Thursday, July 23, 2020

'Rental' can't quite subvert genre limits


      Two brothers and the women in their lives decide it would be great to spend a weekend in a beautiful home perched on the edge of an oceanside cliff in the Pacific Northwest.
     This foursome spends a delightful weekend escaping from daily worries, enjoying one another’s company, and having the kind of stimulating conversations that would turn anyone into an eager eavesdropper.
     By now, you probably know that I’m not talking about a movie because in movies when people head to an isolated coastal house — no matter how scenic the setting — trouble awaits. 
     So you won’t be surprised by The Rental when the couples under consideration encounter the home's weird, slightly hostile caretaker (Toby Huss). You’ll also be prepped for danger by the alternately creepy and ominous score.
     In his first directorial effort, Dave Franco tries to upset the genre apple cart but only partially succeeds. 
    Franco plays on friction between the brothers based on personal history, an ill-advised sexual encounter, and a hidden video camera that records it — although it’s not clear what purpose such video might serve. Blackmail? Turning these weekenders against one another? Providing kinky kicks for the person who put the camera there in the first place?
     Dan Stevens plays Charlie, a successful guy who’s married to Michelle (Alison Brie). Charlie’s brother Josh (Jeremy Allen White) expresses massive insecurity about his relationship with Charlie’s business partner (Shiela Vand). 
      Josh plays the group’s outlier, a college dropout who served time in jail for beating up a guy outside his frat house.

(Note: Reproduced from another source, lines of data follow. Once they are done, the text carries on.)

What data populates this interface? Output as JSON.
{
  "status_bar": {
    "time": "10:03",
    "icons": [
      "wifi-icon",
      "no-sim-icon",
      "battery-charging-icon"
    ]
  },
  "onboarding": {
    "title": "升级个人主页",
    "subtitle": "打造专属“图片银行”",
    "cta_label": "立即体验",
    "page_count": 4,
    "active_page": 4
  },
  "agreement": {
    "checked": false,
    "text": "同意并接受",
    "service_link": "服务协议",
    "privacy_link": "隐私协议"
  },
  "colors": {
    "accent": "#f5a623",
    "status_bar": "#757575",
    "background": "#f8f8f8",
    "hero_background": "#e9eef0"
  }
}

Josh seems more addled than violent, but appearances can be deceiving. 
     Vand’s Mina, a woman of Middle Eastern descent, raises objections to the property manger’s apparent racism. The others seem to want to focus on fun, having planned to hike, down some Ecstasy and party. 

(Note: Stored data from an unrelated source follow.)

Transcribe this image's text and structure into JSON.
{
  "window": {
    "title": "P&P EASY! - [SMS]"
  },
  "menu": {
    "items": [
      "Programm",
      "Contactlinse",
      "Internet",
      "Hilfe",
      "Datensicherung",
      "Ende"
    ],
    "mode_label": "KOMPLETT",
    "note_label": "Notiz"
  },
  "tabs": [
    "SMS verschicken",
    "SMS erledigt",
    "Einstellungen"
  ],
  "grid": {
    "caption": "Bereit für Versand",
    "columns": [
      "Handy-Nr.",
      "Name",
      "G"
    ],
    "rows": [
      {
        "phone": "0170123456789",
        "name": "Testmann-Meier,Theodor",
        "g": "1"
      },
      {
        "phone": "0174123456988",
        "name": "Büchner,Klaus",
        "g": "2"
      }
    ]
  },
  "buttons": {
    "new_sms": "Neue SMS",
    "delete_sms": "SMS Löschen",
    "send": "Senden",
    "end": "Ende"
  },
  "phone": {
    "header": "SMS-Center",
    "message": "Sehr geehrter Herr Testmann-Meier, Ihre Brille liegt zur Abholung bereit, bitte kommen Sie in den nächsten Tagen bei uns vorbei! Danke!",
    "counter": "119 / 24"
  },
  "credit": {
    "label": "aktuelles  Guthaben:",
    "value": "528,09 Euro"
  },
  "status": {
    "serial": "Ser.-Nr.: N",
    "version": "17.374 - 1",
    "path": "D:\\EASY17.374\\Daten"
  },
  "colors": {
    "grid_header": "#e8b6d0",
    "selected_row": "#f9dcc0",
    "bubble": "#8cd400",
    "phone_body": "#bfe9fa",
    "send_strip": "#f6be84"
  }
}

     As the story advances, secrets must be protected amid what we take to be a growing threat that eventually dips into mayhem at the hands of a figure who seems to have wandered into the proceedings from a Wes Craven movie.
     Your tolerance for The Rental depends a lot on how intriguing you find the movie’s four main characters, who might be refugees from any number of indie films. Mumblecore veteran Joe Swanberg (Drinking Buddies) co-scripted the movie with Franco.
      The screenplay flirts with issues about the tendency of the privileged to evade consequences, but these turn out be glancing blows.          
      Personally, I didn’t find this millennial foursome all that captivating and I certainly could have done without the movie’s horror elements, which arrive … well … because all that ominous music says they must.